PATIENT CARE POLICIES

Tag No.: C1016

Based on observation, document review, and interviews, the Critical Access Hospital's (CAH) administrative staff failed to ensure the surgery staff changed the sterile water flush bottle after endoscopy procedures for each patient, in accordance with the manufacturer's directions in 1 of 1 minor operating room. Failure to change the flush bottle of sterile water after each patient could potentially result in cross contamination of the sterile water with bacteria or other microorganisms, potentially causing an infection in the next patient. The CAH Administrative staff identified the surgery staff performed approximately 72 endoscopy procedures from 07/01/2019 to 06/30/2020.

Findings include:

1. Observations during a tour of the surgery department on 10/27/2020 at approximately 9:20 AM in the Minor Operating Room (used to perform endoscopy procedures) revealed 1 of 1 ICU Medical 1000 ml bottles of sterile water for irrigation, unopened and sitting adjacent to the endoscopy equipment (a nonsurgical procedure where a physician inserts a flexible camera into a patient's body to examine the digestive tract). Review of the manufacturer's instructions indicated in part, "Sterile Water for irrigation, USP ... is intended for use only as a single-dose ... when smaller volumes are required the unused portion should be discarded." The sterile water for irrigation did not contain any chemicals to prevent bacteria from growing in the sterile water once the hospital staff opened the bottles of sterile water for irrigation.

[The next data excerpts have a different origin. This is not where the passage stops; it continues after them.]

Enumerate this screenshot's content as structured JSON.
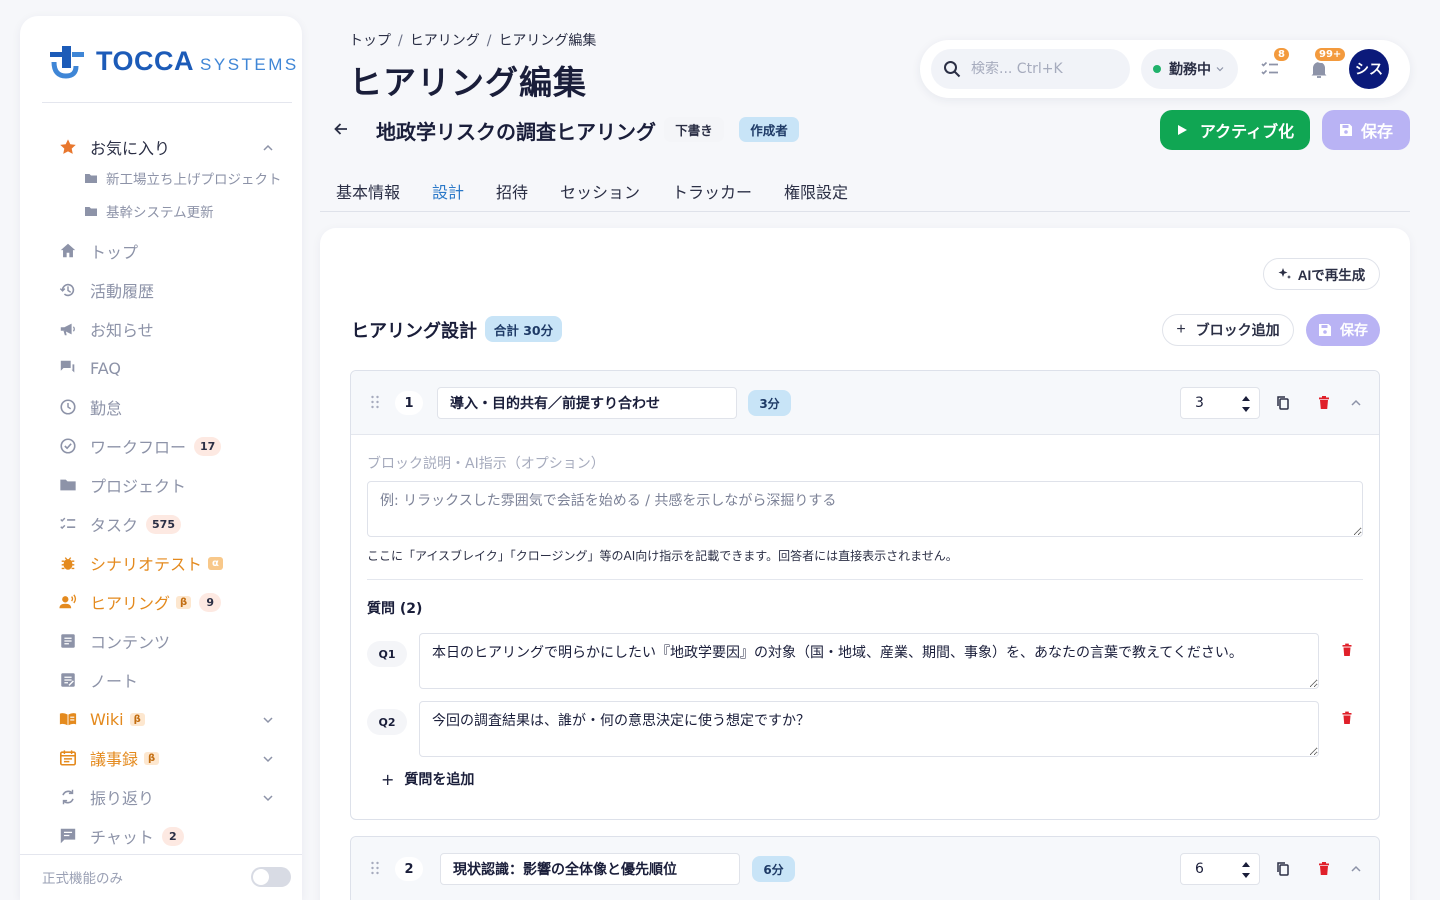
{
  "brand": {
    "name": "TOCCA",
    "suffix": "SYSTEMS"
  },
  "sidebar": {
    "favorites_label": "お気に入り",
    "favorites": [
      "新工場立ち上げプロジェクト",
      "基幹システム更新"
    ],
    "items": [
      {
        "label": "トップ"
      },
      {
        "label": "活動履歴"
      },
      {
        "label": "お知らせ"
      },
      {
        "label": "FAQ"
      },
      {
        "label": "勤怠"
      },
      {
        "label": "ワークフロー",
        "count": "17"
      },
      {
        "label": "プロジェクト"
      },
      {
        "label": "タスク",
        "count": "575"
      },
      {
        "label": "シナリオテスト",
        "tag": "α"
      },
      {
        "label": "ヒアリング",
        "tag": "β",
        "count": "9"
      },
      {
        "label": "コンテンツ"
      },
      {
        "label": "ノート"
      },
      {
        "label": "Wiki",
        "tag": "β"
      },
      {
        "label": "議事録",
        "tag": "β"
      },
      {
        "label": "振り返り"
      },
      {
        "label": "チャット",
        "count": "2"
      }
    ],
    "footer_label": "正式機能のみ"
  },
  "header": {
    "breadcrumb": [
      "トップ",
      "ヒアリング",
      "ヒアリング編集"
    ],
    "title": "ヒアリング編集",
    "search_placeholder": "検索... Ctrl+K",
    "status": "勤務中",
    "task_badge": "8",
    "notif_badge": "99+",
    "avatar": "シス"
  },
  "subheader": {
    "title": "地政学リスクの調査ヒアリング",
    "status_chip": "下書き",
    "role_chip": "作成者",
    "activate_label": "アクティブ化",
    "save_label": "保存"
  },
  "tabs": [
    "基本情報",
    "設計",
    "招待",
    "セッション",
    "トラッカー",
    "権限設定"
  ],
  "design": {
    "ai_label": "AIで再生成",
    "title": "ヒアリング設計",
    "total": "合計 30分",
    "add_block_label": "ブロック追加",
    "save_label": "保存",
    "desc_label": "ブロック説明・AI指示（オプション）",
    "desc_placeholder": "例: リラックスした雰囲気で会話を始める / 共感を示しながら深掘りする",
    "hint": "ここに「アイスブレイク」「クロージング」等のAI向け指示を記載できます。回答者には直接表示されません。",
    "questions_label": "質問 (2)",
    "add_question_label": "質問を追加",
    "blocks": [
      {
        "num": "1",
        "title": "導入・目的共有／前提すり合わせ",
        "duration": "3分",
        "minutes": "3",
        "questions": [
          {
            "label": "Q1",
            "text": "本日のヒアリングで明らかにしたい『地政学要因』の対象（国・地域、産業、期間、事象）を、あなたの言葉で教えてください。"
          },
          {
            "label": "Q2",
            "text": "今回の調査結果は、誰が・何の意思決定に使う想定ですか？"
          }
        ]
      },
      {
        "num": "2",
        "title": "現状認識：影響の全体像と優先順位",
        "duration": "6分",
        "minutes": "6"
      }
    ]
  },
  "colors": {
    "accent": "#2a78c8",
    "success": "#10a653",
    "primary_soft": "#b9b3f4",
    "orange": "#e48a1e",
    "danger": "#e0202a"
  }
}
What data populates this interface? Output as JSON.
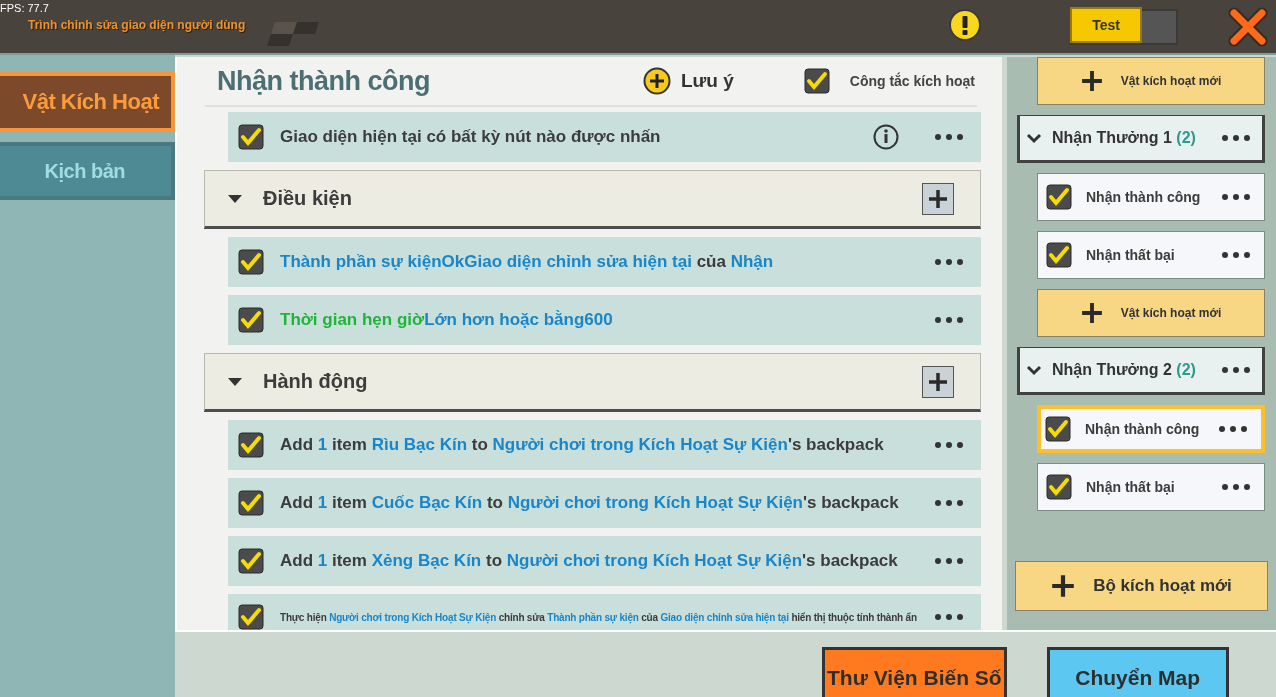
{
  "top_bar": {
    "fps": "FPS: 77.7",
    "subtitle": "Trình chỉnh sửa giao diện người dùng",
    "test_toggle": {
      "label": "Test",
      "on": true
    }
  },
  "sidebar": {
    "tabs": [
      {
        "label": "Vật Kích Hoạt",
        "selected": true
      },
      {
        "label": "Kịch bản",
        "selected": false
      }
    ]
  },
  "editor": {
    "title": "Nhận thành công",
    "note_button": "Lưu ý",
    "switch": {
      "label": "Công tắc kích hoạt",
      "checked": true
    },
    "rows": [
      {
        "kind": "rule",
        "checked": true,
        "small": false,
        "info": true,
        "segments": [
          {
            "kind": "text",
            "text": "Giao diện hiện tại có bất kỳ nút nào được nhấn"
          }
        ]
      },
      {
        "kind": "section",
        "label": "Điều kiện",
        "expanded": true
      },
      {
        "kind": "rule",
        "checked": true,
        "small": false,
        "info": false,
        "segments": [
          {
            "kind": "value",
            "text": "Thành phần sự kiệnOkGiao diện chỉnh sửa hiện tại"
          },
          {
            "kind": "text",
            "text": " của "
          },
          {
            "kind": "value",
            "text": "Nhận"
          }
        ]
      },
      {
        "kind": "rule",
        "checked": true,
        "small": false,
        "info": false,
        "segments": [
          {
            "kind": "time",
            "text": "Thời gian hẹn giờ"
          },
          {
            "kind": "value",
            "text": "Lớn hơn hoặc bằng600"
          }
        ]
      },
      {
        "kind": "section",
        "label": "Hành động",
        "expanded": true
      },
      {
        "kind": "rule",
        "checked": true,
        "small": false,
        "info": false,
        "segments": [
          {
            "kind": "text",
            "text": "Add "
          },
          {
            "kind": "value",
            "text": "1"
          },
          {
            "kind": "text",
            "text": " item "
          },
          {
            "kind": "value",
            "text": "Rìu Bạc Kín"
          },
          {
            "kind": "text",
            "text": " to "
          },
          {
            "kind": "value",
            "text": "Người chơi trong Kích Hoạt Sự Kiện"
          },
          {
            "kind": "text",
            "text": "'s backpack"
          }
        ]
      },
      {
        "kind": "rule",
        "checked": true,
        "small": false,
        "info": false,
        "segments": [
          {
            "kind": "text",
            "text": "Add "
          },
          {
            "kind": "value",
            "text": "1"
          },
          {
            "kind": "text",
            "text": " item "
          },
          {
            "kind": "value",
            "text": "Cuốc Bạc Kín"
          },
          {
            "kind": "text",
            "text": " to "
          },
          {
            "kind": "value",
            "text": "Người chơi trong Kích Hoạt Sự Kiện"
          },
          {
            "kind": "text",
            "text": "'s backpack"
          }
        ]
      },
      {
        "kind": "rule",
        "checked": true,
        "small": false,
        "info": false,
        "segments": [
          {
            "kind": "text",
            "text": "Add "
          },
          {
            "kind": "value",
            "text": "1"
          },
          {
            "kind": "text",
            "text": " item "
          },
          {
            "kind": "value",
            "text": "Xẻng Bạc Kín"
          },
          {
            "kind": "text",
            "text": " to "
          },
          {
            "kind": "value",
            "text": "Người chơi trong Kích Hoạt Sự Kiện"
          },
          {
            "kind": "text",
            "text": "'s backpack"
          }
        ]
      },
      {
        "kind": "rule",
        "checked": true,
        "small": true,
        "info": false,
        "segments": [
          {
            "kind": "text",
            "text": "Thực hiện "
          },
          {
            "kind": "value",
            "text": "Người chơi trong Kích Hoạt Sự Kiện"
          },
          {
            "kind": "text",
            "text": " chỉnh sửa "
          },
          {
            "kind": "value",
            "text": "Thành phần sự kiện"
          },
          {
            "kind": "text",
            "text": " của "
          },
          {
            "kind": "value",
            "text": "Giao diện chỉnh sửa hiện tại"
          },
          {
            "kind": "text",
            "text": " hiển thị thuộc tính thành ẩn"
          }
        ]
      }
    ]
  },
  "triggers": {
    "items": [
      {
        "kind": "add",
        "label": "Vật kích hoạt mới"
      },
      {
        "kind": "group",
        "name": "Nhận Thưởng 1",
        "count": "(2)",
        "expanded": true
      },
      {
        "kind": "item",
        "label": "Nhận thành công",
        "checked": true,
        "selected": false
      },
      {
        "kind": "item",
        "label": "Nhận thất bại",
        "checked": true,
        "selected": false
      },
      {
        "kind": "add",
        "label": "Vật kích hoạt mới"
      },
      {
        "kind": "group",
        "name": "Nhận Thưởng 2",
        "count": "(2)",
        "expanded": true
      },
      {
        "kind": "item",
        "label": "Nhận thành công",
        "checked": true,
        "selected": true
      },
      {
        "kind": "item",
        "label": "Nhận thất bại",
        "checked": true,
        "selected": false
      }
    ],
    "new_button": "Bộ kích hoạt mới"
  },
  "bottom_buttons": [
    {
      "kind": "orange",
      "label": "Thư Viện Biến Số"
    },
    {
      "kind": "blue",
      "label": "Chuyển Map"
    }
  ]
}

2. During an interview at the time of the tour, the Specialty Clinic and OR Supervisor indicated the surgery staff opened the bottles of sterile water for irrigation each day endoscopy procedures are scheduled and connected it to the equipment. The equipment contained a one-way valve to prevent backflow between patients to prevent contamination of the source bottle. The surgery staff changed the flush tubing between the patient and the one-way valve after each endoscopy procedure, but did not change the tubing between the one-way valve and the bottle of sterile water for irrigation or replace the bottle of sterile water for irrigation between endoscopy procedures. The surgery staff would only discard the bottles of sterile water for irrigation once they completed all of the endoscopy procedures for the day or if the bottle ran empty.

3. During an interview on 10/28/2020 at approximately 1:30 PM, the Operating Room/Outpatient Services Manager stated she reviewed and confirmed the manufacturer's directions for ICU Medical 1000 ml of sterile water for irrigation. The Operating Room/Outpatient Services Manager acknowledged the manufacturer's product information did not support using the bottles of sterile water for irrigation for more than one patient.

4. During an interview on 10/28/2020 at approximately 2:00 PM, the CEO acknowledged the ICU Medical product information and ICU Medical 1000 ml bottle of sterile water for irrigation label indicated the product is for single patient use only.